A lot of people didn't see it coming -- the return of the well-designed car. For years, Americans stressed comfort and luxury, Europeans found their strength in performance and quiet elegance, and Japan's automakers became legendary for offering economy, reliability, and excellent resale value. Globalization helped blend brands and images, but nobody strayed too far from their national roots.

Now a new, wide-open design competition is beginning. Detroit bigwigs are raiding Europe's best designers. Tokyo's automakers are plumbing the Japanese soul for what they call the "J-Factor," the mysterious something that blends the nation's heritage of simplicity with the mod look of urban Japan. And Europe is hiring design students from America's best design schools.

All of this, of course, is in a quest to sell more vehicles designed for looks and excitement than for what's under the hood. If the first evolutionary stage of automotive design was to make cars that worked, the second, postwar effort was to dominate with distinctive brands. And now it's the influence of global culture and social values on vehicles that's winning car buyers.
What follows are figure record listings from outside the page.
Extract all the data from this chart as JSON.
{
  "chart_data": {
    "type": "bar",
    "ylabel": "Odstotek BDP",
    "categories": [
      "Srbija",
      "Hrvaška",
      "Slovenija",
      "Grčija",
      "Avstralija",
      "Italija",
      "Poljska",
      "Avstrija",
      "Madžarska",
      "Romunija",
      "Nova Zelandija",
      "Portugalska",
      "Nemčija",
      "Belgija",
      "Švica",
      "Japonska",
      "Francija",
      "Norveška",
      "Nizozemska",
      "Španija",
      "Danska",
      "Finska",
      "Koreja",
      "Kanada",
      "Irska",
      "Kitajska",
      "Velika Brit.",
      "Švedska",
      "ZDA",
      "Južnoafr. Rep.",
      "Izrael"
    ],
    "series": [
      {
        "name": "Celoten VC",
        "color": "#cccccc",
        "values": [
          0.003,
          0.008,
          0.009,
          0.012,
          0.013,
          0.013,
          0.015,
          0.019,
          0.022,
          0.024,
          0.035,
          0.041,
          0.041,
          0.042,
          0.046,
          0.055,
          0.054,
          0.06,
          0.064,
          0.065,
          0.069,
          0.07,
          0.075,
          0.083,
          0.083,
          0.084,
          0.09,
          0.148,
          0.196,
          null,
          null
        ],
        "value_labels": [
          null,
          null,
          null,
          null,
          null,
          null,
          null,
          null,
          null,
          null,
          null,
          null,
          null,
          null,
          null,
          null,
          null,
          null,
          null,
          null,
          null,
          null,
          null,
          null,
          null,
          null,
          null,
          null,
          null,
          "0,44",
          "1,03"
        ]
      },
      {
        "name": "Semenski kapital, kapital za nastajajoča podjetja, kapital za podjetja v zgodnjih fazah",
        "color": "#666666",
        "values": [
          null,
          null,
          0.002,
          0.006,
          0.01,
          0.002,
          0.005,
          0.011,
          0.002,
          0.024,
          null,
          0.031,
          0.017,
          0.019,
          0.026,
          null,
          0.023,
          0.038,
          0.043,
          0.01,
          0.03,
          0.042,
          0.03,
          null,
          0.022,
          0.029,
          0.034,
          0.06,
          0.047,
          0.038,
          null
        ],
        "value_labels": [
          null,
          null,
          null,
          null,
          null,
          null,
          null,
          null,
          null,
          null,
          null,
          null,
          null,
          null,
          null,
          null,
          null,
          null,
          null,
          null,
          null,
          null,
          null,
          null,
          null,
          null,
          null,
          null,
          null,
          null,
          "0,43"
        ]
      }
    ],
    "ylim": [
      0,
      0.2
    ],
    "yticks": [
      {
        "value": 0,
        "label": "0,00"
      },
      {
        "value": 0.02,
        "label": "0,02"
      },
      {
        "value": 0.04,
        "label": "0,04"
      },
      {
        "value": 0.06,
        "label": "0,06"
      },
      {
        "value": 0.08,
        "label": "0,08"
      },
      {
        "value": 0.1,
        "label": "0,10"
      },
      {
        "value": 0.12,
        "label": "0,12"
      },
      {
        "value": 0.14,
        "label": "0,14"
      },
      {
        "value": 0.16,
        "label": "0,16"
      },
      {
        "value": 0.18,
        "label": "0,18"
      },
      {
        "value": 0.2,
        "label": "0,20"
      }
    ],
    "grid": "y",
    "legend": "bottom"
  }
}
And that's O.K. Because despite slight differences in quality ratings, most vehicles sold in the developed world today have much higher reliability, quality, and longevity than ever before. Quality differences aren't very big anymore. The world's cars also use many of the same components and platforms. So to create a winner, auto makers seek to find a niche, from minis to SUVs to sedans to performance cars to funky surfer wagons. In the raging competition, it is the designer who often determines the outcome.

The good news is that the eternal conflict between good design and good engineering is much diminished. Take environmentally friendly cars. As European, Japanese, and American car makers get pushed toward turning out hybrid and green machines, the smart designers will be the ones who can create a look that sells fuel-efficient as well as beautiful or brassy vehicles. Environmental design for autos may be extremely important for European and Asian manufacturers in years to come. Europe already has been a pioneer in designing cars that are more easily recycled than Detroit's. And Japan has been a pioneer in hybrid engines that save on energy.

In the future, designers may take these advances a step further and turn out "green" cars that have great visual appeal to customers -- the new superminis on Paris streets are a good example. Look ahead to hydrogen cars, says Dale Harrow, head of the Vehicle Design Dept. at London's Royal College of Art, and there's no telling what creativity will come out of design studios, from repackaged interiors to exclusive vehicle creations. A new era may be dawning.